Look at them and you think Luv Ya Blue.
You think Oilers.
NASHVILLE, Tenn. – How do you revive Oilers' aesthetics while convincing people it's a Titans' identity?
That’s the balancing act the Titans are attempting with their new logo and uniform redesign.
The big elements scream Oilers.
Call it Titans blue if you want, but we know where and when that distinctive shade entered the NFL’s color palette. The red and white are Oilers, too. So are the numbers. So is the white helmet.
Tennessee? The new shield logo. A Titans breastplate on the blue jersey. A Tennessee one on the white. And a handful of smaller symbolic touches.
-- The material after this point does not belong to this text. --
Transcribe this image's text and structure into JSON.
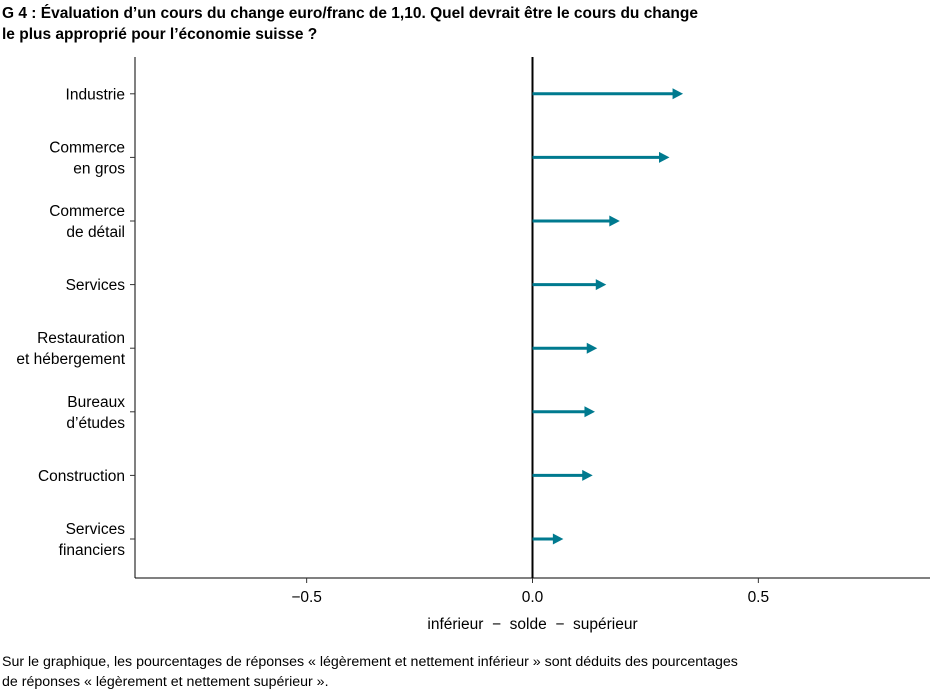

The Titans are 27 years old and still have a bit of an identity crisis. When the Tennessee Oilers arrived here in 1997, Bud Adams planned no name change. Fans demanded it and the league pushed him to cede to pressure.
After two attempts to be independently Titans, now the franchise is flipping almost all the way back.
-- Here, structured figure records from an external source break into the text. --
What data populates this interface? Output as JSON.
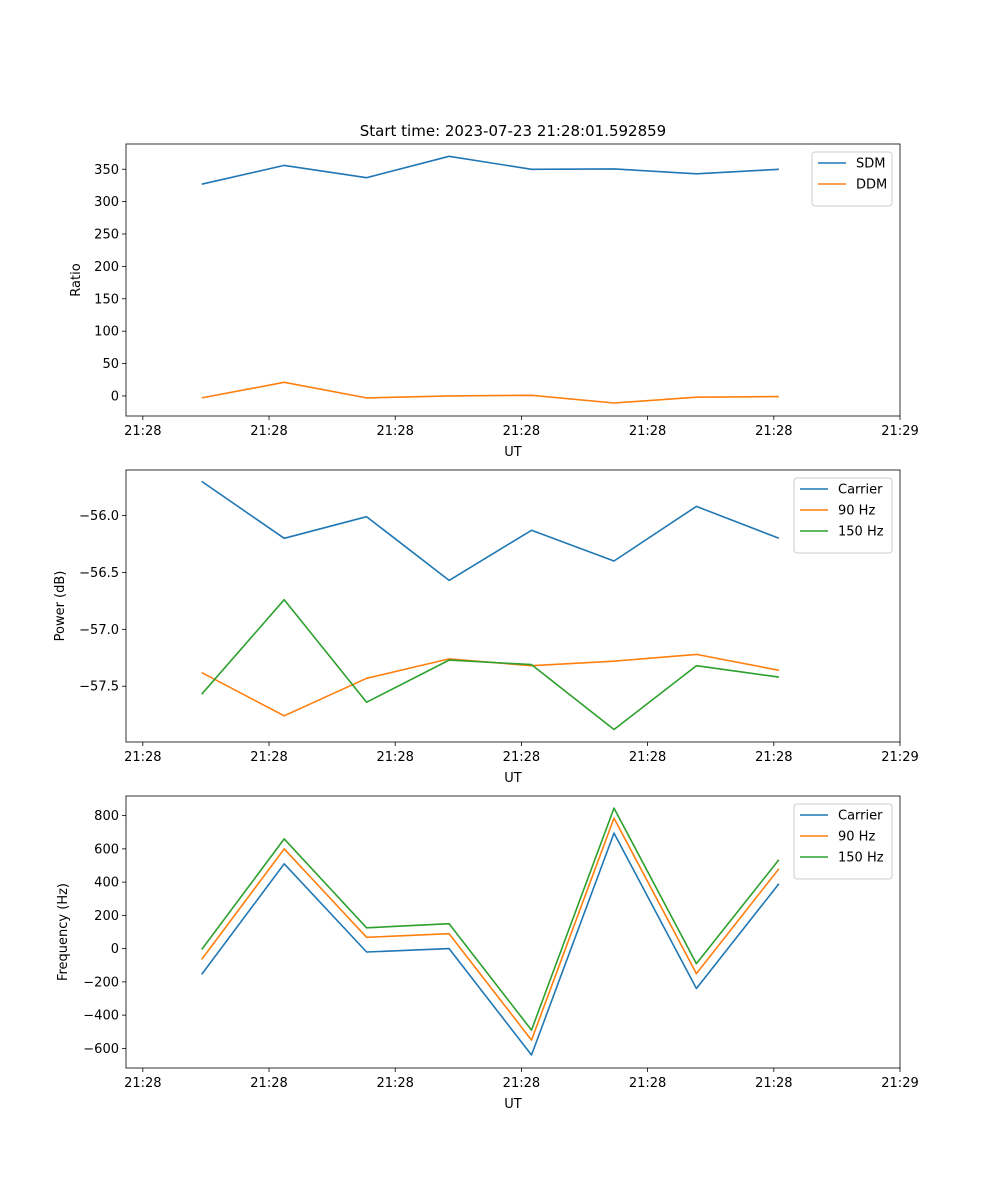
{
  "chart_data": [
    {
      "type": "line",
      "title": "Start time: 2023-07-23 21:28:01.592859",
      "xlabel": "UT",
      "ylabel": "Ratio",
      "xlim": [
        0,
        9.2
      ],
      "x_ticks": [
        0.2,
        1.7,
        3.2,
        4.7,
        6.2,
        7.7,
        9.2
      ],
      "x_tick_labels": [
        "21:28",
        "21:28",
        "21:28",
        "21:28",
        "21:28",
        "21:28",
        "21:29"
      ],
      "ylim": [
        -31,
        389
      ],
      "y_ticks": [
        0,
        50,
        100,
        150,
        200,
        250,
        300,
        350
      ],
      "y_tick_labels": [
        "0",
        "50",
        "100",
        "150",
        "200",
        "250",
        "300",
        "350"
      ],
      "x": [
        0.9,
        1.88,
        2.86,
        3.84,
        4.82,
        5.8,
        6.78,
        7.76
      ],
      "series": [
        {
          "name": "SDM",
          "color": "#1f77b4",
          "values": [
            327,
            356,
            337,
            370,
            350,
            350.5,
            343,
            350
          ]
        },
        {
          "name": "DDM",
          "color": "#ff7f0e",
          "values": [
            -3,
            21,
            -3,
            0,
            1,
            -11,
            -2,
            -1
          ]
        }
      ],
      "legend": "top-right"
    },
    {
      "type": "line",
      "title": "",
      "xlabel": "UT",
      "ylabel": "Power (dB)",
      "xlim": [
        0,
        9.2
      ],
      "x_ticks": [
        0.2,
        1.7,
        3.2,
        4.7,
        6.2,
        7.7,
        9.2
      ],
      "x_tick_labels": [
        "21:28",
        "21:28",
        "21:28",
        "21:28",
        "21:28",
        "21:28",
        "21:29"
      ],
      "ylim": [
        -57.99,
        -55.6
      ],
      "y_ticks": [
        -57.5,
        -57.0,
        -56.5,
        -56.0
      ],
      "y_tick_labels": [
        "−57.5",
        "−57.0",
        "−56.5",
        "−56.0"
      ],
      "x": [
        0.9,
        1.88,
        2.86,
        3.84,
        4.82,
        5.8,
        6.78,
        7.76
      ],
      "series": [
        {
          "name": "Carrier",
          "color": "#1f77b4",
          "values": [
            -55.7,
            -56.2,
            -56.01,
            -56.57,
            -56.13,
            -56.4,
            -55.92,
            -56.2
          ]
        },
        {
          "name": "90 Hz",
          "color": "#ff7f0e",
          "values": [
            -57.38,
            -57.76,
            -57.43,
            -57.26,
            -57.32,
            -57.28,
            -57.22,
            -57.36
          ]
        },
        {
          "name": "150 Hz",
          "color": "#2ca02c",
          "values": [
            -57.57,
            -56.74,
            -57.64,
            -57.27,
            -57.31,
            -57.88,
            -57.32,
            -57.42
          ]
        }
      ],
      "legend": "top-right"
    },
    {
      "type": "line",
      "title": "",
      "xlabel": "UT",
      "ylabel": "Frequency (Hz)",
      "xlim": [
        0,
        9.2
      ],
      "x_ticks": [
        0.2,
        1.7,
        3.2,
        4.7,
        6.2,
        7.7,
        9.2
      ],
      "x_tick_labels": [
        "21:28",
        "21:28",
        "21:28",
        "21:28",
        "21:28",
        "21:28",
        "21:29"
      ],
      "ylim": [
        -718,
        918
      ],
      "y_ticks": [
        -600,
        -400,
        -200,
        0,
        200,
        400,
        600,
        800
      ],
      "y_tick_labels": [
        "−600",
        "−400",
        "−200",
        "0",
        "200",
        "400",
        "600",
        "800"
      ],
      "x": [
        0.9,
        1.88,
        2.86,
        3.84,
        4.82,
        5.8,
        6.78,
        7.76
      ],
      "series": [
        {
          "name": "Carrier",
          "color": "#1f77b4",
          "values": [
            -155,
            510,
            -20,
            0,
            -640,
            695,
            -240,
            390
          ]
        },
        {
          "name": "90 Hz",
          "color": "#ff7f0e",
          "values": [
            -65,
            600,
            68,
            90,
            -550,
            785,
            -150,
            480
          ]
        },
        {
          "name": "150 Hz",
          "color": "#2ca02c",
          "values": [
            -5,
            660,
            125,
            150,
            -490,
            845,
            -90,
            535
          ]
        }
      ],
      "legend": "top-right"
    }
  ]
}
The fireball logo will exist as throwback nostalgia. The original two-tone blues they wore from 1999 to 2018 were largely preferred to what replaced them, a set that switched from white to navy helmets and emphasized more navy overall for most of its eight-year run.
The popularity of the Oilers throwbacks worn for two games in both 2023 and 2024 overwhelmed the team and prompted it to “change the constitution of our team store,” said Titans president and chief executive officer Burke Nihill. It wasn’t just fans, but players loved them too.
And the Titans have always been protective of their history and legacy.
They scoff when the Texans court old Oilers and loved it when Texans J.J. Watt and DeAndre Hopkins were on social media pining for the Oilers uniforms. The University of Houston busted out the color scheme to start its 2023 season and got a cease-and-desist letter from the NFL’s licensing and merchandising division, according to ESPN.com.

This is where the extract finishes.